Iniciamos el viaje de regreso, desde el peaje de Luc hasta el de La Barque, con el modo híbrido activado por defecto, ya que la batería ya no está lo suficientemente cargada. Por lo tanto, la gasolina es nuestra principal fuente de energía para recorrer estos 71 km. El motor está casi constantemente en marcha, aunque no se escucha sistemáticamente. Conducimos a la misma velocidad que de ida: 130 km/h con el regulador.
El resultado no es glorioso, pero tampoco sorprendente: 7,7 l/100 km. No esperábamos menos, ya que los híbridos recargables sin cargar son, con razón, conocidos por consumir mucho combustible en esta situación. Todo el interés de esta tecnología desaparece si se niega conectar regularmente el coche a una toma de corriente.


¿Para qué puede servir realmente el BYD Dolphin G DM-i?

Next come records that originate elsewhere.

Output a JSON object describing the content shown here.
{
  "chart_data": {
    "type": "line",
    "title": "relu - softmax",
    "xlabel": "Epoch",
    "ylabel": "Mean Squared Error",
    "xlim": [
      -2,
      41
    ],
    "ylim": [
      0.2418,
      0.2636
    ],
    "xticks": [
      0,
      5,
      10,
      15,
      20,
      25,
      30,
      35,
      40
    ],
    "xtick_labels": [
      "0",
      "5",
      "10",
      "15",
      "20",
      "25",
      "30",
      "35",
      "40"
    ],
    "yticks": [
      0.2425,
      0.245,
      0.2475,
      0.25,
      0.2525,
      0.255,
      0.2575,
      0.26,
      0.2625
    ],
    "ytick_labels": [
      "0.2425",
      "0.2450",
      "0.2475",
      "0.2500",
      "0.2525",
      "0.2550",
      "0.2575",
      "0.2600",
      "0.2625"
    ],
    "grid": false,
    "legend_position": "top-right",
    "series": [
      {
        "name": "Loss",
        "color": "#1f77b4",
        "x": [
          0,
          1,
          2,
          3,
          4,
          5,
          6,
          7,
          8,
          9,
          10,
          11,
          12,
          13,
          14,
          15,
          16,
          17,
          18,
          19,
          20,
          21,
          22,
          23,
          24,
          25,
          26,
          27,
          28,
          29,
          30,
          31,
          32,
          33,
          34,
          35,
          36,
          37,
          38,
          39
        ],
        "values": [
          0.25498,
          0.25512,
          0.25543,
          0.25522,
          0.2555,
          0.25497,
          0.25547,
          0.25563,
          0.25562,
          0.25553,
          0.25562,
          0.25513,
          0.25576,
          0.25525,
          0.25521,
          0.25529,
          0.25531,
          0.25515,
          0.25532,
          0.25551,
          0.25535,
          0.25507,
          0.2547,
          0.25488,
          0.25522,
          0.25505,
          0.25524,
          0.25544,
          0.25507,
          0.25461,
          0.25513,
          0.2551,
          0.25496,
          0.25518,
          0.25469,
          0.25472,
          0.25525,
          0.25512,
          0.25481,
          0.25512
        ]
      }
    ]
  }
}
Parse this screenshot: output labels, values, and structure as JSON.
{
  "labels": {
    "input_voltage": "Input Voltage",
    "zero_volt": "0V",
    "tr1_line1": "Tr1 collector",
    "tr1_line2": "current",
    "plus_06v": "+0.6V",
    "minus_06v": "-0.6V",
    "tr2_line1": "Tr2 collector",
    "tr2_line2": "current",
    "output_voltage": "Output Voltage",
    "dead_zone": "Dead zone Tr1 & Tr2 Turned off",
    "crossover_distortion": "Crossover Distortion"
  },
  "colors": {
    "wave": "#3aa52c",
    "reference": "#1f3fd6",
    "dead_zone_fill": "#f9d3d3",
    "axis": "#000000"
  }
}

Por lo tanto, surge la pregunta sobre la utilidad de este tipo de vehículo. ¿Por qué no pasar directamente al coche eléctrico? Uno de los argumentos que se suelen mencionar es la dificultad para acceder a tomas o puntos de carga en el día a día. En ese caso, tampoco resulta útil conducir un híbrido recargable, ya que es necesario cargarlo con frecuencia para disfrutar de un bajo consumo de combustible.
Otro argumento principal es la autonomía, considerada baja en los automóviles 100 % eléctricos. Esto es relevante en ciertas situaciones: desplazamientos profesionales de larga distancia o para quienes disfrutan de vacaciones lejanas. Aun así…
Con un BYD Dolphin Surf 100 % eléctrico en la versión «Active» por 20 000 € (es decir, más barato que el Dolphin G DM-i), se pueden recorrer 322 km en ciclo mixto WLTP. En autopista, la autonomía es ligeramente inferior a 200 km, con una carga del 10 % al 80 % en 25 minutos. Es totalmente posible conectar Marsella con Lyon con una sola parada para cargar, o Lyon con Estrasburgo con tres paradas cortas. Nada insuperable para un viaje ocasional.


Conquistar a los últimos reacios
No obstante, el Dolphin G DM-i nos parece útil en ciertas categorías específicas. Por ejemplo, aquellos profesionales que recorren cientos de kilómetros diariamente y pueden (y quieren) cargar sus vehículos con regularidad, aunque esta categoría profesional generalmente no muestra interés por los automóviles urbanos. También pensamos en conductores que tienen un punto de carga en casa pero se niegan categóricamente a pasar al vehículo completamente eléctrico para sus viajes largos, incluso los excepcionales.
Para estas pocas personas, de hecho, el híbrido recargable puede ser un peldaño hacia un vehículo 100 % eléctrico. Disfrutarán de una autonomía eléctrica suficiente para los desplazamientos diarios, además de 900 km con el motor de gasolina. Un pequeño lujo dadas las actuales tasas de combustible.